Northwestern Medicine scientists have developed a new experimental method to analyze conformational fluctuations in protein domains on a uniquely large scale, which may improve data-driven modeling, biology and protein engineering, as detailed in a recent study published in Nature.
“Proteins move around between different structures but understanding what the energies of those different conformations are and how rare or common those conformations is totally unknown for most proteins. This study was really about developing a new method that let us illuminate all these different dynamics of proteins on a large scale for the first time,” said Gabriel Rocklin, PhD, assistant professor of Pharmacology, who was senior author of the study.
Nearly all biological processes rely on the folding of proteins, from conducting electrical signals in nerve cells to inducing immune responses throughout the body. All folded proteins fluctuate between different conformational states, including a low-energy native folded state, a higher-energy unfolded state, and other excited states at different energy levels that can influence protein function, interactions and aggregation.

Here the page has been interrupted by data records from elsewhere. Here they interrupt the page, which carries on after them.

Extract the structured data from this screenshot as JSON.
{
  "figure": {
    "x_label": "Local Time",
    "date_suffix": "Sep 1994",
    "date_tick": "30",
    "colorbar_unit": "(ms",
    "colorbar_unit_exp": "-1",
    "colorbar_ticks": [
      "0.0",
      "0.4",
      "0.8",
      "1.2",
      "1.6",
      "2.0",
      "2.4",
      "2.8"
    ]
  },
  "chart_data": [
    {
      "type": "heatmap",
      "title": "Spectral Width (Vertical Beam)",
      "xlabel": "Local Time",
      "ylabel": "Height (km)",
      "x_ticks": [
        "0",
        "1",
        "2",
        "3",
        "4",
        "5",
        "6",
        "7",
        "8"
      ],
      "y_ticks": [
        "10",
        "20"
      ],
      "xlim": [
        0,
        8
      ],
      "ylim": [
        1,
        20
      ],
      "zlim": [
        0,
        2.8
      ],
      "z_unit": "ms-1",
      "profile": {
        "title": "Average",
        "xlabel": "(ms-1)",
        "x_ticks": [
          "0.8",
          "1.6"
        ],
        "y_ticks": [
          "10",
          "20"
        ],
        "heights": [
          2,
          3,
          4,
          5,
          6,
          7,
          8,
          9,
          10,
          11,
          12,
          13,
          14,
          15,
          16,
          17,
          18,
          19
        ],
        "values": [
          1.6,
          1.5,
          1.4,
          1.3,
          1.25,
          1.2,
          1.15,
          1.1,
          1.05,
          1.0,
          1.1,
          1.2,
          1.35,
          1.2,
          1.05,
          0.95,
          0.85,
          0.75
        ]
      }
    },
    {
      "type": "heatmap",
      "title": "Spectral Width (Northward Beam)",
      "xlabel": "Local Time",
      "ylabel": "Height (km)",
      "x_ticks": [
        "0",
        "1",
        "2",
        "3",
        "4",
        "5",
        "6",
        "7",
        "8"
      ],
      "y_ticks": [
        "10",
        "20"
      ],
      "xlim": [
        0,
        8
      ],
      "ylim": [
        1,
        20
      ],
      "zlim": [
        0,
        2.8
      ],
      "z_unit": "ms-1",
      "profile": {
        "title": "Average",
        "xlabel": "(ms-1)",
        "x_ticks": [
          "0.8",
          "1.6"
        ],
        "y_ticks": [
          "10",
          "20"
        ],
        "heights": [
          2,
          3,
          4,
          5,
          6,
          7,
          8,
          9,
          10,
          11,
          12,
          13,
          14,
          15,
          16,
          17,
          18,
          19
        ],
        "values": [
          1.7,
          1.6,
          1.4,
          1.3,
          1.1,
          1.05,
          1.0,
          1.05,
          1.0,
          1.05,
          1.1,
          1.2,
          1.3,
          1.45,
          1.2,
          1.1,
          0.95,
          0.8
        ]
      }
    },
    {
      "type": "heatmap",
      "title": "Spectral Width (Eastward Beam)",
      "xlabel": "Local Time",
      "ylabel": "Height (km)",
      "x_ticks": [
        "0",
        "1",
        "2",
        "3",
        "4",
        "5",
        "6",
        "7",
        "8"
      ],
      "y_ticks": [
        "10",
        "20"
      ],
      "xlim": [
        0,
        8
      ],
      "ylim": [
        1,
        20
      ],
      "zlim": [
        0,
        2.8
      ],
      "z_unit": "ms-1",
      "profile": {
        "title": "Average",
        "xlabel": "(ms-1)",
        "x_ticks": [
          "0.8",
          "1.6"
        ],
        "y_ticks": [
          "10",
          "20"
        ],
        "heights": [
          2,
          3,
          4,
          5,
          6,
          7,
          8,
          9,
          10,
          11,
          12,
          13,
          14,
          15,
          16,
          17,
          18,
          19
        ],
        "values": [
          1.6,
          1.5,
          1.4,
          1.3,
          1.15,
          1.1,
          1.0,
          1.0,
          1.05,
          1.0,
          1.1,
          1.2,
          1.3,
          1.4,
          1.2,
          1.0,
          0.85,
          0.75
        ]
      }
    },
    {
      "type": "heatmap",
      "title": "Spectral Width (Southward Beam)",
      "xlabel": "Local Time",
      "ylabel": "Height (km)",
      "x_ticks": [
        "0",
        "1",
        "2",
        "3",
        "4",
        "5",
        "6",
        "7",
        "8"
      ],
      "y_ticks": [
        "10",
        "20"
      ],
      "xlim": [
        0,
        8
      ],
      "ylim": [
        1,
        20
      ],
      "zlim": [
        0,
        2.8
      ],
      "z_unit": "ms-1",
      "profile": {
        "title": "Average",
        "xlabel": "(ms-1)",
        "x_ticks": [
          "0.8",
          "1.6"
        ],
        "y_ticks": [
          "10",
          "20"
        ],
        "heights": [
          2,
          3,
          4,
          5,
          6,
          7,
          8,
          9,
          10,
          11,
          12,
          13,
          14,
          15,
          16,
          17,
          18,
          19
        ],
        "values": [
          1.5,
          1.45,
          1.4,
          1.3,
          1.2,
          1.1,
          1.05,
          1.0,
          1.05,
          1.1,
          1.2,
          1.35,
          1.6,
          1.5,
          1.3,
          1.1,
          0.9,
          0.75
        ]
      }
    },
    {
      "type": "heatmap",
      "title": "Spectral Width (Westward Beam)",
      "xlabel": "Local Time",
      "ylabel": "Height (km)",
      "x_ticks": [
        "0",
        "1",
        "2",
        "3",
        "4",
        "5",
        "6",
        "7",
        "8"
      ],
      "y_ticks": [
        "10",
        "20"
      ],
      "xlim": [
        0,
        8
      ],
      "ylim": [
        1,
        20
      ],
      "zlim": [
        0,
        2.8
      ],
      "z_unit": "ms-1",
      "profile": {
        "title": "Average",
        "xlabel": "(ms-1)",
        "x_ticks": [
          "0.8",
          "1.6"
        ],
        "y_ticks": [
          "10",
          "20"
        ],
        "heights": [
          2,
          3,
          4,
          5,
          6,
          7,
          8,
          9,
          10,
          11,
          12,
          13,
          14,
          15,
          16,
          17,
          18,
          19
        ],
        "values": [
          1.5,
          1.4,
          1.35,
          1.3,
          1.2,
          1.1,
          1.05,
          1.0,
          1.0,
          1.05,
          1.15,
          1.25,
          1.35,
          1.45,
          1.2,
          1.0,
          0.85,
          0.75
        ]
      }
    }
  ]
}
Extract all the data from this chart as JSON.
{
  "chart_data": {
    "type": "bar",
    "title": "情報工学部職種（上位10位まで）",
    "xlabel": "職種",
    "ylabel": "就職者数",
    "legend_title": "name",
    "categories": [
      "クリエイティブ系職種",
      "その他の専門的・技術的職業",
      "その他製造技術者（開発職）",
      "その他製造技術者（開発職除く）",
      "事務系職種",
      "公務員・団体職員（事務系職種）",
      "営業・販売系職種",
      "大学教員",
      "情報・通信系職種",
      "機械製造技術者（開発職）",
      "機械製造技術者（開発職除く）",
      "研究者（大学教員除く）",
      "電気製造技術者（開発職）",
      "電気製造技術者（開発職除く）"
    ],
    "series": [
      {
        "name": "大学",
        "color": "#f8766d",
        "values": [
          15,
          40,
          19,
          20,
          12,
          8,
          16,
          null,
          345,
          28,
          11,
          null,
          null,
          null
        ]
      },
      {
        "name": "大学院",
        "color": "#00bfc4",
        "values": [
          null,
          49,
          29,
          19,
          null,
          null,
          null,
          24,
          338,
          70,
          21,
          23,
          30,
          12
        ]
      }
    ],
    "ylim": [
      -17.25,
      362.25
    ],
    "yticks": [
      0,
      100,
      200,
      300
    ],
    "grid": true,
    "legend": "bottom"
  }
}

Historically, studying conformational fluctuations in protein energy landscapes has been challenging. High-energy states are rare and transient, making them difficult with current experimental methods, and current AI methods have limited ability to predict them. Additionally, even small changes to a protein’s sequence due to a mutation or intentional protein engineering can cause large changes in the populations of different conformational states.
“Previously, we could study one protein at a time, but we couldn’t look at tens or hundreds of these proteins to analyze protein dynamics in parallel. We have computational tools like molecular dynamics simulations to model how these proteins are behaving, but experimental tools have lagged in their ability to measure them at scale,” said Állan Ramos Ferrari, PhD, research assistant professor of Pharmacology and lead author of the study.

To study protein energy landscapes on a larger scale, the scientists developed a new experimental approach called multiplexed hydrogen-deuterium exchange mass spectrometry (mHDX-MS) strategy, that enables parallel analysis of hundreds of proteins domains, revealing how sequence differences give rise to distinct conformational landscapes.
“There’s an unlimited number of possible different combinations of these amino acids, and if you’re designing a new drug or a new sensor for biotechnology, for example, what is the best sequence of amino acids to use for your particular function or how will that sequence change the way that protein behaves? The mHDX-MS approach now lets us examine these conformational fluctuations for thousands of different protein sequences,” Rocklin said.
Hydrogen-deuterium exchange measures the energies of individual residues transitioning from “closed” protein conformations to higher energy “open” protein conformations, which can’t be detected by current approaches. This provides more information about the conformational landscapes of each protein compared to previous high-throughput approaches.
“To enable large-scale HDX analysis of both natural and designed protein domains, we leveraged DNA oligo pool library synthesis to produce customized synthetic proteomes comprising up to 1,300 small protein domains in a single mixture (28 to 64 amino acids in length). Analyzing these mixtures by mHDX-MS revealed the exchange rate distributions and approximate opening energy distributions for each protein domain,” the authors wrote.
Using their approach, the scientists measured the opening energy distributions of more than 5,700 protein domains from ten domain families.
This dataset revealed hidden differences in energy landscapes between protein sequences with the same overall fold, differences in landscapes between domains sharing the same global folding stability, and systematic differences between domain families. The scientists also used machine learning to identify common determinants of energy landscapes across a broad range of sequences in their dataset.
The characterized proteins can be used to develop improved computational models of conformational fluctuations, providing a framework to understand how sequence variations contribute to disease and to guide protein and drug development, Ferrari said.
“There are many protein families that have mutations that are characterized to have a certain disease phenotype, so now we can take this approach and look at those variants and ask how the dynamics are correlated with the phenotypes,” Ferrari said.
Going forward, the scientists aim to improve the resolution and granularity of their approach and ultimately increase the size of their dataset. The dataset is also publicly available to use by the scientific community.
“The dream is to build a dataset on the scale of the Protein Data Bank, with the same quality and quantity needed to develop a new generation of machine learning tools. We are also working to extend this approach to larger proteins,” Ferrari said.
Co-authors of the study include Mario Garcia, Claire Phoumyvong and Cydney Martell, graduate students in the Driskill Graduate Program in Life Sciences (DGP).
This work was supported by the National Institutes of Health (NIH) Director’s New Innovator Award DP2GM140927; the São Paulo Research Foundation (FAPESP) Grant #20/14421-1; NIH grants T32GM008382, T32GM149439 and F31GM151811; the PhRMA Foundation Predoctoral Fellowship in Drug Delivery; National Science Foundation (NSF) NRT Award 2021900; Human Frontier Science Program Long-Term Fellowship; JST PRESTO Grant JPMJPR21E9; and NSF Award 2304707.